Implementation Steps
First, activities must be identified and grouped together in activity pools. Activity pools are
the supporting activities that tie in to a product line or service These pools or buckets may
include fractionally assigned costs of supporting activities to individual products as
appropriate during the second step.
ABC continues with activity analysis, clearly identifying the processes which support a
product and avoiding some of the systemic inaccuracies of traditional costing. ABC costing
requires activity analysis, similar to the process mapping found in lean manufacturing.
This activity analysis identifies indirect cost relationships and allows assignment of some
percentage of that activity to an end product directly.
Based on the findings of step #1 and #2, costs are assigned to an activity pool. For example,
human resources costs would be assigned to indirect administrative or indirect management
costs. These pools will each have some contribution to object cost.
Initial analysis may include direct labor hours, or indirect support labor. These activities must
be assigned a value in real currency. All weightings must be added at this step. For instance,
production labor hours should be in terms of a weighted labor rate including benefit costs.
Step #5: Assign Costs to Cost Objects
Once activity costs, pools and rates are identified and clearly defined, the next step is to
assign them to cost objects. Objects are generally defined as the results offered to a customer.

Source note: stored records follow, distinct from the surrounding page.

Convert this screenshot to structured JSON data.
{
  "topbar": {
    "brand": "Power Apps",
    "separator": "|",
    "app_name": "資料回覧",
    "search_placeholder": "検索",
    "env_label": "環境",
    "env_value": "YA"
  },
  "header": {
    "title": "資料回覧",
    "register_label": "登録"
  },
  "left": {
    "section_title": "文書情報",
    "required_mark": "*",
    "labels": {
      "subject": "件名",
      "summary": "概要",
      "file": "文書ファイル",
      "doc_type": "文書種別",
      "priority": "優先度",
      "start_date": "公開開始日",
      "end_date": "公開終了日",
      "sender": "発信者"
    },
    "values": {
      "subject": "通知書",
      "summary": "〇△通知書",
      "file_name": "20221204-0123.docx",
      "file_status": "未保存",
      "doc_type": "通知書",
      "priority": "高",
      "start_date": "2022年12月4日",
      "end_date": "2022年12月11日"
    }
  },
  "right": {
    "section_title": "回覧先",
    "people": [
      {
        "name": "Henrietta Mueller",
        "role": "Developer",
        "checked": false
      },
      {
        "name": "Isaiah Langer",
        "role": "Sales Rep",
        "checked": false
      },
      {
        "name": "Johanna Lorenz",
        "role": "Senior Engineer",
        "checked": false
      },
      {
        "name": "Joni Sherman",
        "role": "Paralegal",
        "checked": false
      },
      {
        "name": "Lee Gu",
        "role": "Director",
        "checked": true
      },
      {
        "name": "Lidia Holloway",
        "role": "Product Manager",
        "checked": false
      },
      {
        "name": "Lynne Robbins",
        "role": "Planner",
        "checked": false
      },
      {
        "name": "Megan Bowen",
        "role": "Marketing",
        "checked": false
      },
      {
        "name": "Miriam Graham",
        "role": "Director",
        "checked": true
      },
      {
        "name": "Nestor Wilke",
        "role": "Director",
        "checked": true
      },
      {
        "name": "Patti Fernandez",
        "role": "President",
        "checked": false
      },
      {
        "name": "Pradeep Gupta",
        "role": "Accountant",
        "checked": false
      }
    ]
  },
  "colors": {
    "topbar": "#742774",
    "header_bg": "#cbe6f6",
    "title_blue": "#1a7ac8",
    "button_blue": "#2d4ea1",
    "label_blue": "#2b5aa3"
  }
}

In both manufacturing and non-manufacturing environments, this product should have some
saleable value to compare to the assigned costs.
Once ABC costing analysis is complete, that cost data should be placed in a concise and
coherent manner for cost object and process owners. This communication of the costing
analysis is critical to justify the cost of the analysis, as often this is not an inconsequential
cost.
Conclusion
ABC costing does nothing for the organization if the information is collected but no action
follows. The key to the value of this form of costing is that it is actionable. This analysis
allows companies to make decisions about product lines, where to direct sales efforts, and to
validate the true value provided by capital equipment.